5. The compound of claim 1, wherein R ⁶ H, D, methyl, ethyl, n-propyl or isopropyl.

6. The compound of claim 1, which is a compound having one of the following structures or a pharmaceutically acceptable salt of a compound having one of the following structures:

7. a pharmaceutical composition comprising a compound of any one of claims 1-6; and

the pharmaceutical composition optionally further comprises a pharmaceutically acceptable excipient, carrier, adjuvant, or any combination thereof.

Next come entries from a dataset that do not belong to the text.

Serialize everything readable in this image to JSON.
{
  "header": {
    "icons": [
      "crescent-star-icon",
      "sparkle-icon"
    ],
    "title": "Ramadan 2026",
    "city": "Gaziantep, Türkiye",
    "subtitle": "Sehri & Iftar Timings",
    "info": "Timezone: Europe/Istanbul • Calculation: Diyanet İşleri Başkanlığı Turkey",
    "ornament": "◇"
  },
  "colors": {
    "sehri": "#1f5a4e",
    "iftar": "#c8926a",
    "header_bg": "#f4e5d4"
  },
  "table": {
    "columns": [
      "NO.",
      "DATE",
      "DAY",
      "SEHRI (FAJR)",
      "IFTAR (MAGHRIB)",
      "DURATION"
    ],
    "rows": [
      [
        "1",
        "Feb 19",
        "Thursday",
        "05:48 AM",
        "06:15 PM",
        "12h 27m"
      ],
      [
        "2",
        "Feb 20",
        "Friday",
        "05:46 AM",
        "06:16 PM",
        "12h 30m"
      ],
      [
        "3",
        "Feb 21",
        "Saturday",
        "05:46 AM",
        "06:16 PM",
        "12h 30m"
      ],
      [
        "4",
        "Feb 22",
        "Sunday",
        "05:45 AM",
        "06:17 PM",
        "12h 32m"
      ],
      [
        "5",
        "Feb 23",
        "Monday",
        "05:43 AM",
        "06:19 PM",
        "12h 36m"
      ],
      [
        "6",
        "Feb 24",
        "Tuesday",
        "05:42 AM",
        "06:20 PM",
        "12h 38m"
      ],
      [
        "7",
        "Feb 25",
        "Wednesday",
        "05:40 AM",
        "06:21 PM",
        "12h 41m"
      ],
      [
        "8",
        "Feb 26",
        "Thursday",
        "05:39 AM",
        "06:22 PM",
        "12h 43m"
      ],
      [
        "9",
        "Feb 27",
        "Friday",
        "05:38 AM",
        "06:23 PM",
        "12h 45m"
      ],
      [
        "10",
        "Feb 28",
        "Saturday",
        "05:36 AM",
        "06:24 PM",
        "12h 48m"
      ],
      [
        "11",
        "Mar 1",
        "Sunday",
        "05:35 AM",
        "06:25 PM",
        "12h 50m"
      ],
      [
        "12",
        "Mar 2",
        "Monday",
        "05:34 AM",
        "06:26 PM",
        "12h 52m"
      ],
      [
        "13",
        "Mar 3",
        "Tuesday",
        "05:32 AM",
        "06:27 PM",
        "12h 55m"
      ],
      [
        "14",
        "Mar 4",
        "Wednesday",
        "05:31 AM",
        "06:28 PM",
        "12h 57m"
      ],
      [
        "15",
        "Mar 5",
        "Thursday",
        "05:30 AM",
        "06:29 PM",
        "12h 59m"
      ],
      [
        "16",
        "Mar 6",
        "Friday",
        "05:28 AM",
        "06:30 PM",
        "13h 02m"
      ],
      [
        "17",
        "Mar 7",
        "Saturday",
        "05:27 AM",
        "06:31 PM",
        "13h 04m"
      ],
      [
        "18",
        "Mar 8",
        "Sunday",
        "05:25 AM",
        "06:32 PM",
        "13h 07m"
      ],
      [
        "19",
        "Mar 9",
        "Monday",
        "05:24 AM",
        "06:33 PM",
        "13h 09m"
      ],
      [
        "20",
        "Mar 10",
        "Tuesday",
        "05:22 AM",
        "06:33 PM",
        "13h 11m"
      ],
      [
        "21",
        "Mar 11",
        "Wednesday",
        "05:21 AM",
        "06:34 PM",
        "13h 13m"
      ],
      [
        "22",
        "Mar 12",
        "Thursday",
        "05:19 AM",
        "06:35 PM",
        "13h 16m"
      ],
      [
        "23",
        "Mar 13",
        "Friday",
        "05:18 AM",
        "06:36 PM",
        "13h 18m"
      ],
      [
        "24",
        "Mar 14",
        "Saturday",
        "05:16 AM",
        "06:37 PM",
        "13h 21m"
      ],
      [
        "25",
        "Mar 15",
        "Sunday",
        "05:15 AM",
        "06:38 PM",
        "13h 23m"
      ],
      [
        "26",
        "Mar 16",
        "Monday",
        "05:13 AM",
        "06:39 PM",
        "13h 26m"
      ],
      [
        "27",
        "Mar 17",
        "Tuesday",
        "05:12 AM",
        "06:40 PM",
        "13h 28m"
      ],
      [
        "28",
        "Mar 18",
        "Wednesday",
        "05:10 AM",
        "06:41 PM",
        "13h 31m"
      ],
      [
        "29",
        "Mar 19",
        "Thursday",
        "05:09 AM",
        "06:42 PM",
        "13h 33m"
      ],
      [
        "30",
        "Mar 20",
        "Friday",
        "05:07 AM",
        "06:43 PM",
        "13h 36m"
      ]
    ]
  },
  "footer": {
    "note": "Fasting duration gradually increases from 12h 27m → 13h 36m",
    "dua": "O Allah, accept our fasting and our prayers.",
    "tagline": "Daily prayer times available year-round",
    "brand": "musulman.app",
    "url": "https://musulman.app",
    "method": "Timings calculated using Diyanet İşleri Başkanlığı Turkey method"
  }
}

8. Use of a compound according to any one of claims 1 to 6 or a pharmaceutical composition according to claim 7 for the manufacture of a medicament for the prevention, treatment or alleviation of 5-HT _1F A receptor associated disease.

9. The use according to claim 8, wherein said treatment is with 5-HT _1F The receptor-associated disorder is migraine, general pain, trigeminal neuralgia, pain associated with toothache or temporomandibular joint dysfunction, autism, obsessive-compulsive disorder, panic disorder, depression, social phobia, anxiety, a sleep disorder, post-traumatic syndrome, chronic fatigue syndrome, premenstrual syndrome or post luteal phase syndrome, borderline personality disorder, disruptive behavior disorder, impulse control disorder, attention deficit hyperactivity disorder, alcoholism, tobacco abuse, mutism, trichotillomania, bulimia, anorexia nervosa, premature ejaculation, erectile dysfunction, memory loss or dementia.

10. Use of a compound according to any one of claims 1 to 6 or a pharmaceutical composition according to claim 7 for the manufacture of a medicament for activating 5-HT _1F A receptor.